Princesa Emily 2
2 Meu irmão é um romântico!
Notas iniciais
– Certo, vamos fazer algo – Alex disse.
– E o que pretende, gênia? – Tyler cruzou os braços erguendo as sobrancelhas.
– Não sei... ainda.
– Ótima ideia.
– Porque não usa seu cérebro, se é que tem um, para pensar em algo também?
– Porque, minha cara irmã, eu tenho algo a fazer agora.
Alex ergueu as sobrancelhas.
– Como...?
– Escrever uma carta.
– Pra quem?
– Isabelle, é claro – ele sorriu.
– Olha veja só, meu irmão é romântico?
Tyler sorriu.
– Eu também te amo – ele sorriu, e por mais que tentasse, Alex não conseguiu esconder seu sorriso.
– Te amo, idiota – ela deu um soco fraco no ombro do irmão que piscou para ela se retirando.
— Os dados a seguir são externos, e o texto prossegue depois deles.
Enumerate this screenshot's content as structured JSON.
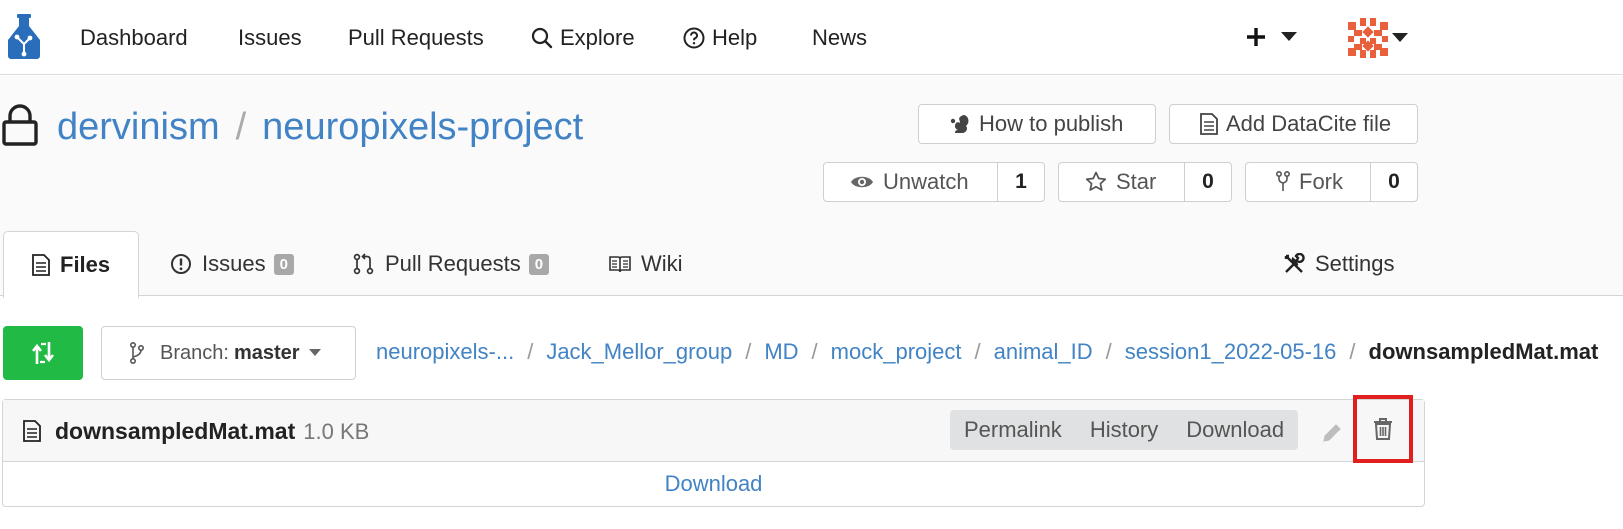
{
  "nav": {
    "items": [
      {
        "label": "Dashboard"
      },
      {
        "label": "Issues"
      },
      {
        "label": "Pull Requests"
      },
      {
        "label": "Explore",
        "icon": "search-icon"
      },
      {
        "label": "Help",
        "icon": "help-icon"
      },
      {
        "label": "News"
      }
    ]
  },
  "repo": {
    "owner": "dervinism",
    "separator": "/",
    "name": "neuropixels-project",
    "how_to_publish": "How to publish",
    "add_datacite": "Add DataCite file",
    "watch_label": "Unwatch",
    "watch_count": "1",
    "star_label": "Star",
    "star_count": "0",
    "fork_label": "Fork",
    "fork_count": "0"
  },
  "tabs": [
    {
      "label": "Files"
    },
    {
      "label": "Issues",
      "badge": "0"
    },
    {
      "label": "Pull Requests",
      "badge": "0"
    },
    {
      "label": "Wiki"
    },
    {
      "label": "Settings"
    }
  ],
  "branch": {
    "prefix": "Branch:",
    "name": "master"
  },
  "breadcrumb": {
    "separator": "/",
    "items": [
      "neuropixels-...",
      "Jack_Mellor_group",
      "MD",
      "mock_project",
      "animal_ID",
      "session1_2022-05-16"
    ],
    "current": "downsampledMat.mat"
  },
  "file": {
    "name": "downsampledMat.mat",
    "size": "1.0 KB",
    "permalink": "Permalink",
    "history": "History",
    "download": "Download",
    "body_link": "Download"
  },
  "colors": {
    "link": "#4183c4",
    "green": "#21ba45",
    "highlight": "#e01f1f",
    "logo": "#2a6ebb",
    "avatar": "#e8603c"
  }
}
A menina se agachou um pouco para olhar seus pais pelo vão entre os livros, mas eles não estavam mais ali. A menina franziu o cenho confusa até ouvir um pigarro.
– Vendo algo interessante?
Ela se virou lentamente vendo seu pai, apenas seu pai.
– Eu só...
– Imagino de onde você puxou essa curiosidade – ele ergueu a sobrancelha direita.
Ela sorriu fraco.
– Onde está a mamãe?
– Foi procurar seu tio.
Ela assentiu.
– Eles estão... brigados, não é?
Charlie puxou a filha para seus braços.
– É mais complicado que isso, Alex.
– Então o que acha de me explicar?
Eles se sentaram e Charlie segurou a mão direita da filha por cima da mesa, ela já tinha maturidade para entender a situação.
– Bom, você conhece a minha história com sua mãe.
– Na verdade sim, mas vocês nunca me contaram de fato, eu sei por cima como todo mundo.
Charlie sorriu.
– Porque não começa contando sua história com a mamãe e depois explica o que está acontecendo?
– Certo – Charlie concordou – então, eu era um guarda aqui do palácio, na época eu tinha 19 e sua mãe 18 – Alex assentiu – e como qualquer um deles, eu era apaixonado por sua mãe que sempre foi linda, mas não era apenas a beleza que me atraia nela, era o seu jeito bondoso com todos não importasse quem era. E um dia ela estava chorando no jardim, por um motivo que até hoje eu desconheço e eu fui tentar ajudá-la, era minha missão proteger a família real, e a partir daí começamos a conversar quase todos os dias, e um dia desses enquanto conversávamos a pressão de sua mãe baixou e ela desmaiou e eu a levei para a enfermaria... então tudo foi acontecendo aos poucos e quando me dei conta estava escalando até a janela do quarto dela para lhe fazer companhia – Alex riu – e pra ficar comigo ela renunciou o direito ao trono, e é ai que o problema começa – Charlie suspirou – seu tio Carter amou a ideia de se tornar Rei no começo, mas agora vê que isso não é tão divertido assim... e bem, ele culpa sua mãe por isso.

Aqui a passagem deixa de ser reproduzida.